«Si quieres que el dinero nunca te falte, el primero que tengas no te lo gastes». Esta es una de las frases que mi abuelo me repetía hasta la saciedad en las innumerables charlas que ambos mantuvimos durante años y en las que recordaba los mil y un avatares de su vida. El padre de mi madre era austero, pero sabía perfectamente cuándo gastar y en qué.

Mi abuelo, en definitiva, era un cabeza de familia al que le tocó, como a tantos de su generación, vivir uno de los enfrentamientos más crueles de la historia de España: la guerra civil. Sufrió lo suyo en unos años en los que su madre y uno de sus hermanos estaban en el otro bando (no importa cuál). Y eso, inevitablemente, le marcó para siempre. Y sus prioridades cambiaron.

Hoy, por fortuna, las cosas son bien distintas, pero reconozco que echo en falta alguna de esas lecciones de vida que han sido olvidadas por las generaciones que han ido tomando el relevo.

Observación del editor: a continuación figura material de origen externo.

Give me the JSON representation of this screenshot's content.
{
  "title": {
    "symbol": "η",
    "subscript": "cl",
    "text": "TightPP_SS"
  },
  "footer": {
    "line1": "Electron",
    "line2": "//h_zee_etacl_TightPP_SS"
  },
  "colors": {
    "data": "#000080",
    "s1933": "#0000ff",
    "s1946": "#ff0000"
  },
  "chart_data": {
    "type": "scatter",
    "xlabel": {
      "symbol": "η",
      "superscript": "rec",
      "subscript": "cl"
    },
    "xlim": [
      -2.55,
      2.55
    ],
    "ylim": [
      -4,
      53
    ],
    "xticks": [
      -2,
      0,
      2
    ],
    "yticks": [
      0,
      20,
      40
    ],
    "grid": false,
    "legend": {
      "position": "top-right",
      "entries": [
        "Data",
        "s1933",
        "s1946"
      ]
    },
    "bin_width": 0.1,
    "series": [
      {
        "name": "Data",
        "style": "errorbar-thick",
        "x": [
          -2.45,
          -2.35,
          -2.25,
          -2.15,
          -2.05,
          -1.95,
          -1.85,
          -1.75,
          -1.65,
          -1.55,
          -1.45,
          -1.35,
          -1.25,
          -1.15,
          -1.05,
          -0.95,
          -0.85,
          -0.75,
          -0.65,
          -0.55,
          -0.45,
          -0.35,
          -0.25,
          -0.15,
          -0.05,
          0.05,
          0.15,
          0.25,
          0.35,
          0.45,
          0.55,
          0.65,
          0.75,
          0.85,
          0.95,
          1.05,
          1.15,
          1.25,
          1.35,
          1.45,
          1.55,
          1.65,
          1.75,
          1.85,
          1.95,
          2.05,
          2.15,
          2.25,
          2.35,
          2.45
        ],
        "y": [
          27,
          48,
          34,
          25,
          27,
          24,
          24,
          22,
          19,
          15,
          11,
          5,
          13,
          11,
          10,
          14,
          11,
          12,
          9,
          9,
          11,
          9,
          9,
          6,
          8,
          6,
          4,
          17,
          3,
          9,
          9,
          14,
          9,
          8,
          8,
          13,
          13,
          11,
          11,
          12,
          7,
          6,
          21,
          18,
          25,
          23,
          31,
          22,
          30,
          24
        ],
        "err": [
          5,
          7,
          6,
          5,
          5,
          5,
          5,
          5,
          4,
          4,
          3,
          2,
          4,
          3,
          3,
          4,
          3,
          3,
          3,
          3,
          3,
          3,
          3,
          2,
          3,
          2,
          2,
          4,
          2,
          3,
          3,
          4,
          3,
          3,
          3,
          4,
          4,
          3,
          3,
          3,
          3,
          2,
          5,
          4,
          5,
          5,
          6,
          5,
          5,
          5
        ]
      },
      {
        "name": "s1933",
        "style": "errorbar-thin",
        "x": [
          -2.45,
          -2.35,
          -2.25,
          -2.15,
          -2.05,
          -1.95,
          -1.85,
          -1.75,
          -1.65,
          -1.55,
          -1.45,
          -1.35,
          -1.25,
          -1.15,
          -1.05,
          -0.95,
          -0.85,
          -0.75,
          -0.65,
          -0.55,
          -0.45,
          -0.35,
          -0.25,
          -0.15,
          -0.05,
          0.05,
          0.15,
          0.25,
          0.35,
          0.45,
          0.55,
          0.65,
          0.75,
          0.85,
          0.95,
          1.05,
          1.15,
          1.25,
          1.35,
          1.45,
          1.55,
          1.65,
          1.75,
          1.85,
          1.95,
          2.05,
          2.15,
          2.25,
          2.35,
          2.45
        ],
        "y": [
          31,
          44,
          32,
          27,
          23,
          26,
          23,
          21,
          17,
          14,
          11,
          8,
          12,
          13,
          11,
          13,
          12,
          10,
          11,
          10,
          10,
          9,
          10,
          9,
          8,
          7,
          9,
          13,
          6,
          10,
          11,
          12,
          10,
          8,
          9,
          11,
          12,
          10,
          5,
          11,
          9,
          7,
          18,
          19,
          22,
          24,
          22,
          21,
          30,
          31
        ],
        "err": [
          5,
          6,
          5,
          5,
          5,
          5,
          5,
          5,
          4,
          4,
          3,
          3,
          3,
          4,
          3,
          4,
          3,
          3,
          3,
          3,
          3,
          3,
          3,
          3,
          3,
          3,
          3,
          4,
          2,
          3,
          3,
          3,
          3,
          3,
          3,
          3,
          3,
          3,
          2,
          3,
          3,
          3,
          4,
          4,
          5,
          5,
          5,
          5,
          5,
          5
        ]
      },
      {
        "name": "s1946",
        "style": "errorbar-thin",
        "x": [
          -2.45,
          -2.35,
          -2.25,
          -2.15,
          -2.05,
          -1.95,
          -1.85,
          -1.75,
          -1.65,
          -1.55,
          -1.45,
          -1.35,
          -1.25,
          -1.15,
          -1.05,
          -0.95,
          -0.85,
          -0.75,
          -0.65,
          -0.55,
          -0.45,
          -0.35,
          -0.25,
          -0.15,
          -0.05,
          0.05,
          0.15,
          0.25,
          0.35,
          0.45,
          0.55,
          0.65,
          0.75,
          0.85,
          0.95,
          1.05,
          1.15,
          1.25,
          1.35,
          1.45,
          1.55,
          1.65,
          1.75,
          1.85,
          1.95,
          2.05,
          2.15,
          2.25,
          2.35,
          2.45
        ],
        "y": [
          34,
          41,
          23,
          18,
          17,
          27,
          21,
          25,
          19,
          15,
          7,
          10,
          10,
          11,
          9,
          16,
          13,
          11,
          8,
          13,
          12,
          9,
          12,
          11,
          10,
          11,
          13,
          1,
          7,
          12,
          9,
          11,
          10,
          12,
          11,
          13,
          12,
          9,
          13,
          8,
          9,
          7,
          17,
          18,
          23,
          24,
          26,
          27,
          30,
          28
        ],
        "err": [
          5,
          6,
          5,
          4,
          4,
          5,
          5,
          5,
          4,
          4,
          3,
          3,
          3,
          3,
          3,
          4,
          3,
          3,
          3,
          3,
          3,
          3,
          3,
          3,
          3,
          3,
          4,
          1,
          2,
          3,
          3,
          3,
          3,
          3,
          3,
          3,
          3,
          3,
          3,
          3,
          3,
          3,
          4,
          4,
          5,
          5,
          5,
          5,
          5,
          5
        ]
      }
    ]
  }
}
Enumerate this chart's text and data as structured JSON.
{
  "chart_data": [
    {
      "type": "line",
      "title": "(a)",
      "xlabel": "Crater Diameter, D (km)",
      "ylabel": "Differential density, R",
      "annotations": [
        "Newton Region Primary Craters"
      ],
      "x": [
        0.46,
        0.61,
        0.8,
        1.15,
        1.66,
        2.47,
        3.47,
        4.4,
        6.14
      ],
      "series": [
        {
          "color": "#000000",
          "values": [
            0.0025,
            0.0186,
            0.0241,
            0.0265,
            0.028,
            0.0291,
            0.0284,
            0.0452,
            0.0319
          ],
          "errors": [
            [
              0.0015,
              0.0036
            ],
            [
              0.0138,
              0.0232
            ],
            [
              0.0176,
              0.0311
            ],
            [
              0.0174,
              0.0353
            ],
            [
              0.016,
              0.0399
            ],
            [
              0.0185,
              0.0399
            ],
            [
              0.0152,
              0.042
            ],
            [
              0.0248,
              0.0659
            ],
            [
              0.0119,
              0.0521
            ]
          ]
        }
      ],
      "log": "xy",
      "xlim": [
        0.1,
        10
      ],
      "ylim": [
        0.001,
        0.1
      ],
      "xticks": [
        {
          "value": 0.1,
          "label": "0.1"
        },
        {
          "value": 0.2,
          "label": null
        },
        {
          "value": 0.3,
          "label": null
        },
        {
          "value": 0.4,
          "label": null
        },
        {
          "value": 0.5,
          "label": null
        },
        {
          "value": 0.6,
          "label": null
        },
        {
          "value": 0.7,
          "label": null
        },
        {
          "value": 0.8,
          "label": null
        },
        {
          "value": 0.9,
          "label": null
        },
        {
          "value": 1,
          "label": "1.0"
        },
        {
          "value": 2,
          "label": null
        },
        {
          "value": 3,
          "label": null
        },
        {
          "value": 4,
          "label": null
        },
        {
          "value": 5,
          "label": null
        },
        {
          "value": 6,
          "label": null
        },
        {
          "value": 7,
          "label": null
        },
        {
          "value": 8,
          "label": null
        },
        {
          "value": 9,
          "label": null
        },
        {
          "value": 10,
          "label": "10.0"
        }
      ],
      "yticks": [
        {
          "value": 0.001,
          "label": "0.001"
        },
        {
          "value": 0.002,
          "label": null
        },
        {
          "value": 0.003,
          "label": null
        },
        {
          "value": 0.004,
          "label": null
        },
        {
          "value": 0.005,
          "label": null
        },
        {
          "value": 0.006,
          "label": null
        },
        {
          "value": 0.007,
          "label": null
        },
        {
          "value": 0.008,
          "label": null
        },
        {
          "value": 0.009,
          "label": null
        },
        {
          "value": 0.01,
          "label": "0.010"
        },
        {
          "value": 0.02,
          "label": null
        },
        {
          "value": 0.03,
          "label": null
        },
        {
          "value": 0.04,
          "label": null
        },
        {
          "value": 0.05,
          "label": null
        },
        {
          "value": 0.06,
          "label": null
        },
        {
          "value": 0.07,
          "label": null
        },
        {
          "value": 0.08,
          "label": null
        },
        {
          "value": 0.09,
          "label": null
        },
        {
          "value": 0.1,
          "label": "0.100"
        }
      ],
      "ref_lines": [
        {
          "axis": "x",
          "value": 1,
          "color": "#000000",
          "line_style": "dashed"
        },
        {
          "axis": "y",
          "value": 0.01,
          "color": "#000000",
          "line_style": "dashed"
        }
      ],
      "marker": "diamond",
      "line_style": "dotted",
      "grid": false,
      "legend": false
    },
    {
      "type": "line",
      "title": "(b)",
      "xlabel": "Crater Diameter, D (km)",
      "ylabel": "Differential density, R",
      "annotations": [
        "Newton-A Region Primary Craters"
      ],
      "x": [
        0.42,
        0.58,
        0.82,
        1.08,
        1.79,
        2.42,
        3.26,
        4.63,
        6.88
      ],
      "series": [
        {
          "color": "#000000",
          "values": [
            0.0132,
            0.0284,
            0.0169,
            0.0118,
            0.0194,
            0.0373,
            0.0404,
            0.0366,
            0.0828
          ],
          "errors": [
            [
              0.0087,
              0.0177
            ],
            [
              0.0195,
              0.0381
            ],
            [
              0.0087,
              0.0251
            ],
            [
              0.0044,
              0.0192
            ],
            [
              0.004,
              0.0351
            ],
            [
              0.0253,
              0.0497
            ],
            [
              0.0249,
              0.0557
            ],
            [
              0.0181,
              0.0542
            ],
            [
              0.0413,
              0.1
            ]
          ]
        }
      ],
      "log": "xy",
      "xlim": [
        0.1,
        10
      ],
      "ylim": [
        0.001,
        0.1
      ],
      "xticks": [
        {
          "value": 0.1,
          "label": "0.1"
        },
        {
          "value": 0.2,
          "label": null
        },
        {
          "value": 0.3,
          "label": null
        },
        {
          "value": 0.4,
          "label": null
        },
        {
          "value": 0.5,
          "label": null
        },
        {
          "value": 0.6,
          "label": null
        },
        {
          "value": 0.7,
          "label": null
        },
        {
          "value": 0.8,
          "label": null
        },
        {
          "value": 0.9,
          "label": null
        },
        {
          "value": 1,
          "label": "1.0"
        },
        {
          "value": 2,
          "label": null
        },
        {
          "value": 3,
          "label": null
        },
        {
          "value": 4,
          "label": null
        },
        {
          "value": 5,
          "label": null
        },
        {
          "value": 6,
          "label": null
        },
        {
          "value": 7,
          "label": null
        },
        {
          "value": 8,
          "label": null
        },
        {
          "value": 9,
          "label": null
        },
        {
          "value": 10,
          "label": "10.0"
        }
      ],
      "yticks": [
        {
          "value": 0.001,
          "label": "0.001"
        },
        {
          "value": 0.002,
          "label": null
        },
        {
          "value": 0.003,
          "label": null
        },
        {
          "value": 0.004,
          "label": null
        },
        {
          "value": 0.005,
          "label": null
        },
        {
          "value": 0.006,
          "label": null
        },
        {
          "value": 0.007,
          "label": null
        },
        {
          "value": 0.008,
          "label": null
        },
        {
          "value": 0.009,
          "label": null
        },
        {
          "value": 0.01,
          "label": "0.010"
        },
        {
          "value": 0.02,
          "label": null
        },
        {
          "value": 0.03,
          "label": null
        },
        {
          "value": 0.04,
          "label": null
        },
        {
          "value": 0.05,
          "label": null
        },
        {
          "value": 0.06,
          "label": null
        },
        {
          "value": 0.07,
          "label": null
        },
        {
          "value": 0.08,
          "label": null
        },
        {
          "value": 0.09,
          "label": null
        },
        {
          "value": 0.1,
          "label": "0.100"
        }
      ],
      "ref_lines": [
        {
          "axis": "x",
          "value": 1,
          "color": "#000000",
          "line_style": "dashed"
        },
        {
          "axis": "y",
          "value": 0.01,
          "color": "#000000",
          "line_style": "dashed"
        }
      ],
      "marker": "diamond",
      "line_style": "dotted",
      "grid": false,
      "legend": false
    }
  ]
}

En los años más oscuros de España, la prioridad era sobrevivir y hoy... hoy no sé cual es la prioridad, por ejemplo, de la clase política. Y no me refiero exclusivamente a la incapacidad para alcanzar acuerdos que cristalicen para hacer más fácil la vida de los ciudadanos. También a cuál es el uso que se hace de los impuestos que pagamos entre todos.

EFICIENCIA DEL GASTO

La responsabilidad pública, que debería ser el santo y seña de la política, escasea, y la preocupación de esta por lo que verdaderamente importa a la sociedad, es decir, las cosas del comer y del vivir, cotiza a la baja en estos tiempos de zozobra. Dicho de otra forma, la economía, el control y la eficiencia del gasto público deberían ser parte troncal de la hoja de ruta de la clase política. Y todo ello redundaría en mejores servicios sanitarios, educativos y de justicia. Al mismo tiempo, eso permitiría impulsar inversiones productivas necesarias en un territorio como Aragón.

La Cámara de Cuentas, sin ir más lejos, hacía público hace unos días su informe de fiscalización sobre el uso de los fondos del Plan Miner entre 2010 y 2017 (se destinaron 418 millones de euros en ese periodo). Su conclusión fue que, aunque los recursos destinados mejoraron las infraestructuras y el empleo, no se logró un desarrollo económico eficaz para el mantenimiento de la población.

Los fondos destinados la reindustrialización de la minería en Aragón es, quizá, uno de los mejores ejemplos de que invertir mucho dinero no es sinónimo de generación de riqueza. Y esa es una lección que el actual cuatripartido de Lambán debería anotarse en rojo para esta legislatura, más todavía cuando se da una confluencia de cuatro partidos en un mismo ejecutivo.

A LA ESPERA DE LA FINANCIACIÓN

Parece claro que el mejor comienzo sería contar con un nuevo sistema de financiación que paliase el déficit de recursos que sufre Aragón. Pero la falta de soluciones a corto plazo y un escenario de escasez e incertidumbre como el actual -la inestabilidad política lastra las cuentas de las autonomías y la recesión asoma en algunos países europeos- obligan a ser eficientes.

El rector de la Universidad de Zaragoza ya lo advirtió el pasado domingo en las páginas de este diario: «Habrá que sentarse a hablar (con la DGA) para ver dónde hay que priorizar las actuaciones». Y el presidente de la Cámara de Cuentas de Aragón, Alfonso Peña, vuelve a poner el dedo en la llaga en las páginas de la edición de hoy al afirmar que «el PIB autonómico y también el nacional llevan varios años seguidos creciendo en torno al 3% y aun así el sistema no es capaz de financiar los servicios públicos esenciales».

Por todo ello, intentar acertar en cuál es el mejor destino del dinero público, el que sale de los impuestos que pagan todos los ciudadanos, debe ser una meta irrenunciable para la clase política. Pero, como decía mi abuelo, todo se reduce a una cuestión de prioridades. Veremos cuáles son las de Aragón.